In the summer of 1981 before I moved to Palo Alto CA, Klaus called me up and proposed that we meet for the first time at the Shoreham Hotel just north of Rock Creek Park in DC just down the road from NIH in Bethesda. So we got together one morning in the lobby of the hotel. I had made a lot of monoclonal antibodies against human architectural proteins (this architectural structure is called the “cytoskeleton”) as a by-product of something else I was doing. I had little use for these antibodies and shipped them off to Goettingen since Klaus was well known for using immune antisera to visualize the cellular cytoskeleton. The method for making epitope-specific monoclonal antibodies was new and this had not been tried in Klaus’ lab. It turned out that he wanted to show me some pictures of cells stained with antibodies that I had sent him. I think that he was also trying to find out what I intended doing with them which was a proper thing to do. The photos were very impressive and suggested that these antibodies could be used to map the cytoarchitecture of all cell types. He asked me vaguely “What are you going to do next?” I told him that my only interest was in cloning the human actin genes to reassure him that he could move forward with the monoclonal antibodies. That was our last communication until April 2010.

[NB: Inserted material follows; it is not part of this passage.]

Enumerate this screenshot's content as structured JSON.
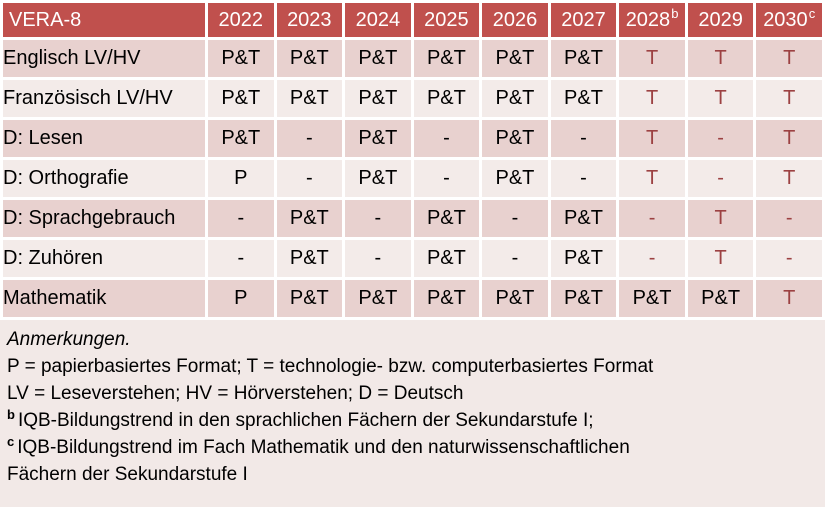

As I mentioned above, Klaus was a co-author on the seminal paper describing the invention of siRNA in 2001 – still today the most exciting biomedical discovery since the mid-1980s. I had notified the Technology Transfer Office for the Max-Planck in Munich about our coverage of the litigation they were involved in. I had mentioned Klaus Weber’s involvement in the discovery of siRNA at the website.

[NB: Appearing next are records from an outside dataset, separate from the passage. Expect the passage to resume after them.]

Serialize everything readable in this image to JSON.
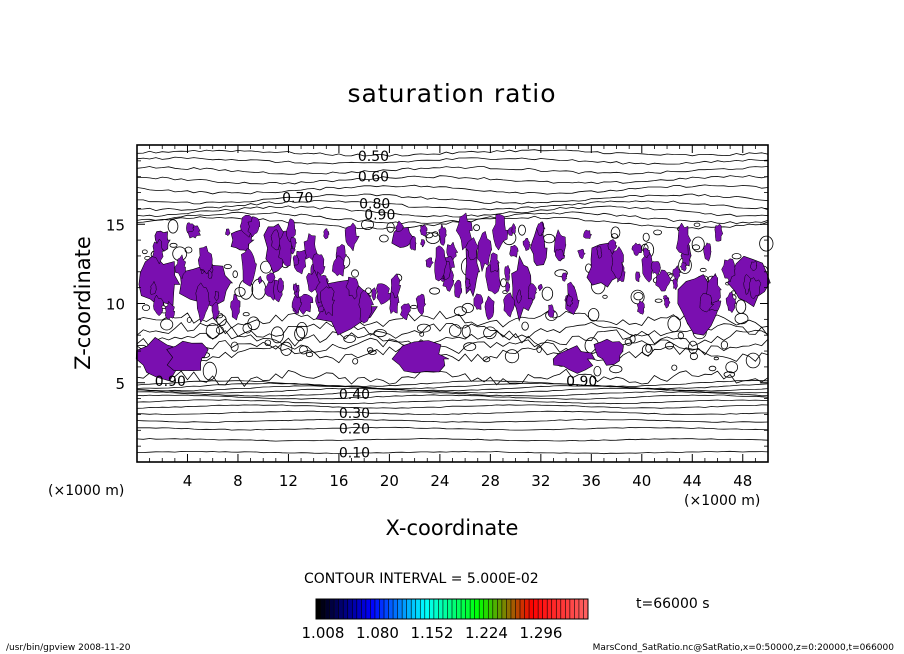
{
  "chart_data": {
    "type": "contour",
    "title": "saturation ratio",
    "xlabel": "X-coordinate",
    "ylabel": "Z-coordinate",
    "x_unit": "(×1000 m)",
    "y_unit": "(×1000 m)",
    "xlim": [
      0,
      50
    ],
    "ylim": [
      0,
      20
    ],
    "x_ticks": [
      4,
      8,
      12,
      16,
      20,
      24,
      28,
      32,
      36,
      40,
      44,
      48
    ],
    "y_ticks": [
      5,
      10,
      15
    ],
    "contour_interval_text": "CONTOUR INTERVAL = 5.000E-02",
    "time_text": "t=66000 s",
    "fill_color": "#7a0fb0",
    "contour_labels": [
      {
        "text": "0.50",
        "x": 17.5,
        "z": 19.3
      },
      {
        "text": "0.60",
        "x": 17.5,
        "z": 18.0
      },
      {
        "text": "0.70",
        "x": 11.5,
        "z": 16.7
      },
      {
        "text": "0.80",
        "x": 17.6,
        "z": 16.3
      },
      {
        "text": "0.90",
        "x": 18.0,
        "z": 15.6
      },
      {
        "text": "0.90",
        "x": 1.4,
        "z": 5.1
      },
      {
        "text": "0.90",
        "x": 34.0,
        "z": 5.1
      },
      {
        "text": "0.40",
        "x": 16.0,
        "z": 4.3
      },
      {
        "text": "0.30",
        "x": 16.0,
        "z": 3.1
      },
      {
        "text": "0.20",
        "x": 16.0,
        "z": 2.1
      },
      {
        "text": "0.10",
        "x": 16.0,
        "z": 0.6
      }
    ],
    "colorbar": {
      "tick_labels": [
        "1.008",
        "1.080",
        "1.152",
        "1.224",
        "1.296"
      ],
      "colors": [
        "#000000",
        "#0000ff",
        "#00ffff",
        "#00ff00",
        "#ff0000",
        "#ff6060"
      ]
    }
  },
  "footer": {
    "left": "/usr/bin/gpview   2008-11-20",
    "right": "MarsCond_SatRatio.nc@SatRatio,x=0:50000,z=0:20000,t=066000"
  }
}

In April I received an email from “Mary Osborne”. It turned out to be Klaus using his wife’s email much in the same way I use Becki’s email. I had said at the website that “It’s is a small world” and he said it that “indeed it was a small world” and explained to me his simple contribution to Tuschl’s discovery of siRNA. He also said that he remembered our exchanges. Needless to say, I was thrilled to hear from him this one last time.

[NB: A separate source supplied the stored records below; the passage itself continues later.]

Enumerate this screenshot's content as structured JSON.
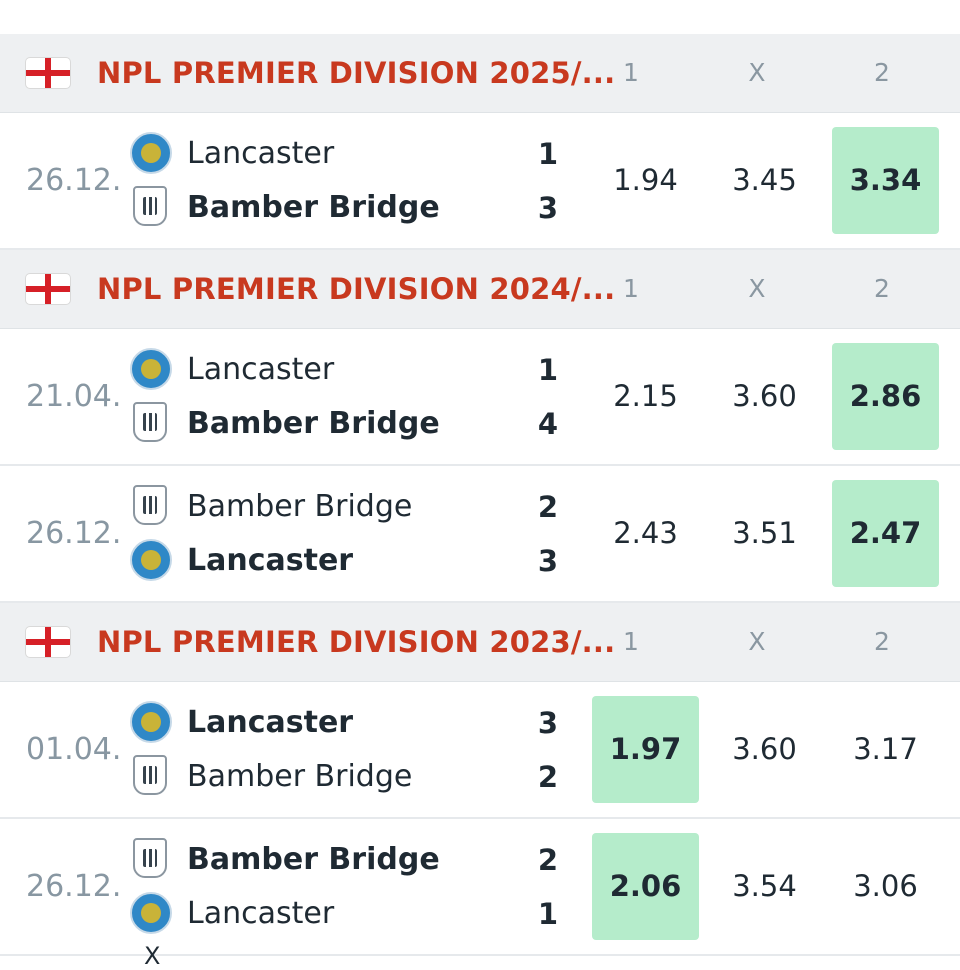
{
  "column_labels": {
    "home": "1",
    "draw": "X",
    "away": "2"
  },
  "sections": [
    {
      "league": "NPL PREMIER DIVISION 2025/...",
      "matches": [
        {
          "date": "26.12.",
          "team1": {
            "name": "Lancaster",
            "crest": "lancaster-crest",
            "score": "1",
            "winner": false
          },
          "team2": {
            "name": "Bamber Bridge",
            "crest": "bamber-bridge-crest",
            "score": "3",
            "winner": true
          },
          "odds": {
            "home": "1.94",
            "draw": "3.45",
            "away": "3.34"
          },
          "highlight": "away"
        }
      ]
    },
    {
      "league": "NPL PREMIER DIVISION 2024/...",
      "matches": [
        {
          "date": "21.04.",
          "team1": {
            "name": "Lancaster",
            "crest": "lancaster-crest",
            "score": "1",
            "winner": false
          },
          "team2": {
            "name": "Bamber Bridge",
            "crest": "bamber-bridge-crest",
            "score": "4",
            "winner": true
          },
          "odds": {
            "home": "2.15",
            "draw": "3.60",
            "away": "2.86"
          },
          "highlight": "away"
        },
        {
          "date": "26.12.",
          "team1": {
            "name": "Bamber Bridge",
            "crest": "bamber-bridge-crest",
            "score": "2",
            "winner": false
          },
          "team2": {
            "name": "Lancaster",
            "crest": "lancaster-crest",
            "score": "3",
            "winner": true
          },
          "odds": {
            "home": "2.43",
            "draw": "3.51",
            "away": "2.47"
          },
          "highlight": "away"
        }
      ]
    },
    {
      "league": "NPL PREMIER DIVISION 2023/...",
      "matches": [
        {
          "date": "01.04.",
          "team1": {
            "name": "Lancaster",
            "crest": "lancaster-crest",
            "score": "3",
            "winner": true
          },
          "team2": {
            "name": "Bamber Bridge",
            "crest": "bamber-bridge-crest",
            "score": "2",
            "winner": false
          },
          "odds": {
            "home": "1.97",
            "draw": "3.60",
            "away": "3.17"
          },
          "highlight": "home"
        },
        {
          "date": "26.12.",
          "team1": {
            "name": "Bamber Bridge",
            "crest": "bamber-bridge-crest",
            "score": "2",
            "winner": true
          },
          "team2": {
            "name": "Lancaster",
            "crest": "lancaster-crest",
            "score": "1",
            "winner": false
          },
          "odds": {
            "home": "2.06",
            "draw": "3.54",
            "away": "3.06"
          },
          "highlight": "home"
        }
      ]
    }
  ],
  "bottom_fragment": "X",
  "colors": {
    "league_text": "#c8391f",
    "highlight": "#b5eccb",
    "header_bg": "#eef0f2",
    "flag_red": "#d62027"
  }
}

I went back to that seminal paper to look more closely at his ‘small’ contribution from his own description. When I looked at the particular experiment that was used to demonstrate that Tuschl’s invention worked, I realized a lasting connection. When we met at the Shoreham Hotel nineteen years earlier, one of the antibodies that I had provided to him stained the nuclear envelope, a protein called “lamin”. I think before showing me the pictures, Klaus had already realized the power of mono-specific monoclonal antibodies. His lab proceeded to make them and use them extensively in his research. Although not the very same antibody that I had prepared, his anti-lamin antibody was the one that was used elegantly to demonstrate shutdown of lamin expression with siRNA targeting the lamin messenger RNA, e.g. gene silencing. This entire story is emblematic of how discovery science works.
In the ensuing nine years that seminal siRNA paper has received close to 6000 citations from other research papers, and siRNA-based drugs are now progressing through the early stages of clinical development.